A little agency goes a long way, but why can't we support it, whether we think we like the outcome or not.

13 comments:

Cardine said...

I feel as though the dates (meaning month, day, year, hour, minute) of the posts on your blog are misleading. You didn't post this on Monday. I know because I've been checking it everyday, and it hasn't shown up until today. Same goes with the last post.

I was not aware that there was a problem with agency in dating. I don't know anyone who has been forced into dating or not dating.

Anonymous said...

I didn't quite understand the agency issue, but you can take this for what it's worth:

In the case of my parents and several others... it's not uncommon for someone to end up marrying the roommate of the person they had previously dated.

warnser said...

(first let me say my keyboard is weird) i don"t intend anything on my blog to be misleading

but it just write as much as i have time for< and then i save it< so i can finish when i have time>

i think more often than being forced into dating someone< we are forced into not dating them>

and while the problem of agency may not be epidemic<
i think there is still some weakness in our system>

but agency is not merely choice< agency deals with knowledge too>

i imagine this was another one of my well thought out blogs< that i didn"t proofread< so it doesn"t make as much sense to you as it does to me>

it"s true some people are cool with agency<
and sometimes a person can marry a roommate (see comment)
but it isn't the only method,
and it often creates some good ole fashioned tension.

Cardine said...

I am unclear as to how a person is forced into not dating someone. It would seem to me that not dating someone is a choice on both peoples' parts. If a guy or girl asks someone out, then the only foreseeable way in which I suppose they would be "forced" into not dating is if one of them says no. And then that's a choice. And if they don't ask each other out, that is a choice, too.

I agree that we each should have a choice on who we date. And I think it tends to work pretty well how it is, even if you are frustrated that people are making "uninformed" decisions. I think that people can become informed if they want. That is also agency. Agency to me = making decisions based on the information that a person has.

tearese said...

truly you have a dizzying intelect.

tearese said...

you know, Joseph went out with tons of girls from his ward (I guess), and many were roomates with each other. HE felt that he had been commanded to date, so he better do it. And he had fun too. Unfortunately, this got him a reputation as a 'player' in his ward.
Fortunately, I knew nothing about this before our first date. (And after that, he never went out with anyone else)

warnser said...

Foreced seems like a word, perhaps too strong. And maybe you haven't seen it, but I have seen times, where both parties would like to date each other, and yet one chooses not to... it would seem that the reasons are social. So while the person still has the ability to make their own decision, sometimes people make decision, that they might not make in other circumstances.

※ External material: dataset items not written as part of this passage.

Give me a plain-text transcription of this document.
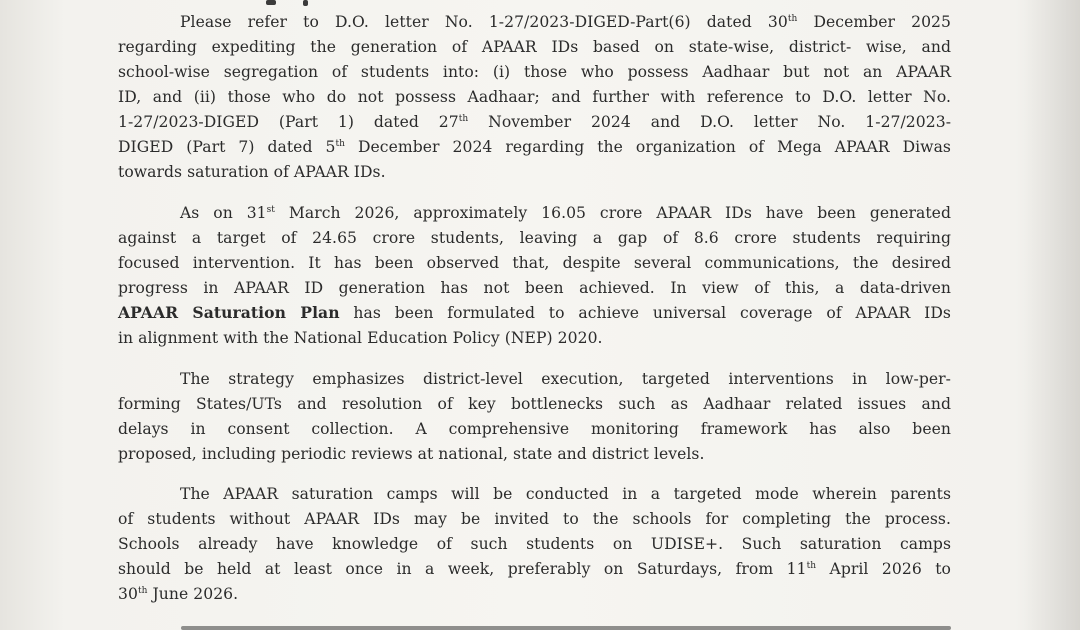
Please refer to D.O. letter No. 1-27/2023-DIGED-Part(6) dated 30th December 2025
regarding expediting the generation of APAAR IDs based on state-wise, district- wise, and
school-wise segregation of students into: (i) those who possess Aadhaar but not an APAAR
ID, and (ii) those who do not possess Aadhaar; and further with reference to D.O. letter No.
1-27/2023-DIGED (Part 1) dated 27th November 2024 and D.O. letter No. 1-27/2023-
DIGED (Part 7) dated 5th December 2024 regarding the organization of Mega APAAR Diwas
towards saturation of APAAR IDs.
As on 31st March 2026, approximately 16.05 crore APAAR IDs have been generated
against a target of 24.65 crore students, leaving a gap of 8.6 crore students requiring
focused intervention. It has been observed that, despite several communications, the desired
progress in APAAR ID generation has not been achieved. In view of this, a data-driven
APAAR Saturation Plan has been formulated to achieve universal coverage of APAAR IDs
in alignment with the National Education Policy (NEP) 2020.
The strategy emphasizes district-level execution, targeted interventions in low-per-
forming States/UTs and resolution of key bottlenecks such as Aadhaar related issues and
delays in consent collection. A comprehensive monitoring framework has also been
proposed, including periodic reviews at national, state and district levels.
The APAAR saturation camps will be conducted in a targeted mode wherein parents
of students without APAAR IDs may be invited to the schools for completing the process.
Schools already have knowledge of such students on UDISE+. Such saturation camps
should be held at least once in a week, preferably on Saturdays, from 11th April 2026 to
30th June 2026.
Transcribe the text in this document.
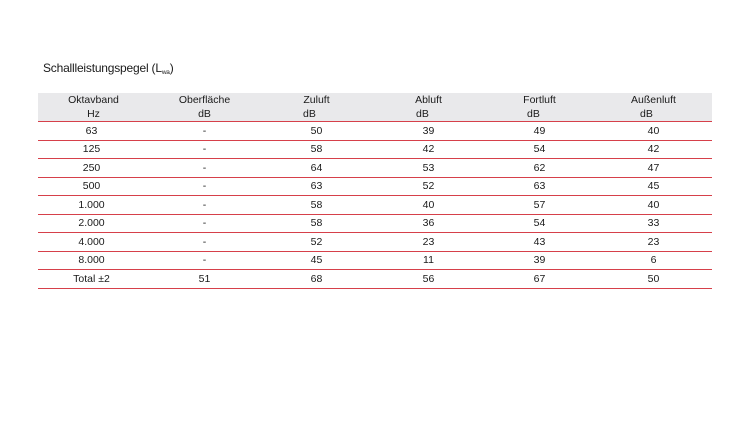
Schallleistungspegel $(L_{wa})$
Oktavband	Oberfläche	Zuluft	Abluft	Fortluft	Außenluft
Hz	dB	dB	dB	dB	dB
63	-	50	39	49	40
125	-	58	42	54	42
250	-	64	53	62	47
500	-	63	52	63	45
1.000	-	58	40	57	40
2.000	-	58	36	54	33
4.000	-	52	23	43	23
8.000	-	45	11	39	6
Total ±2	51	68	56	67	50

BTW it makes me dizzy too.

warnser said...

Thanks for the illustration Tearese.
I think it supports my thought process.

I guess part of what I'm saying is why should he be labeled, for doing what he was told to do. It doesn't sound like he was a player at all. It sounds like he's just good. I think that is illustrated well by your parenthetical.

tearese said...

oooo parenthetical. now I feel smart.

Cassie said...

I think when it comes to relationships which are complicated themselves, its easier to not add to more complications in your living situation. I believe that it does happen that a person would want to date someone that their roommate dated but if it would be too painful or uncomfortable for that roommate to see you dating the person they had dated then I think it is okay, out of respect for the feelings of your roommate (that is if you like your roommate and really do respect her feelings)to say no to the asker. Obviously it is just not the right time for you two to date.

warnser said...

I appreciate your comment.

So if the right time came along who would decide, and how would they know?

Cassie said...

I think it would just have to be a sort of mutual feeling.

warnser said...

Ah yes a mutual feeling,
I once heard that everything is better without words.
Ü

But seriously, how would you ever know that the feeling was mutual.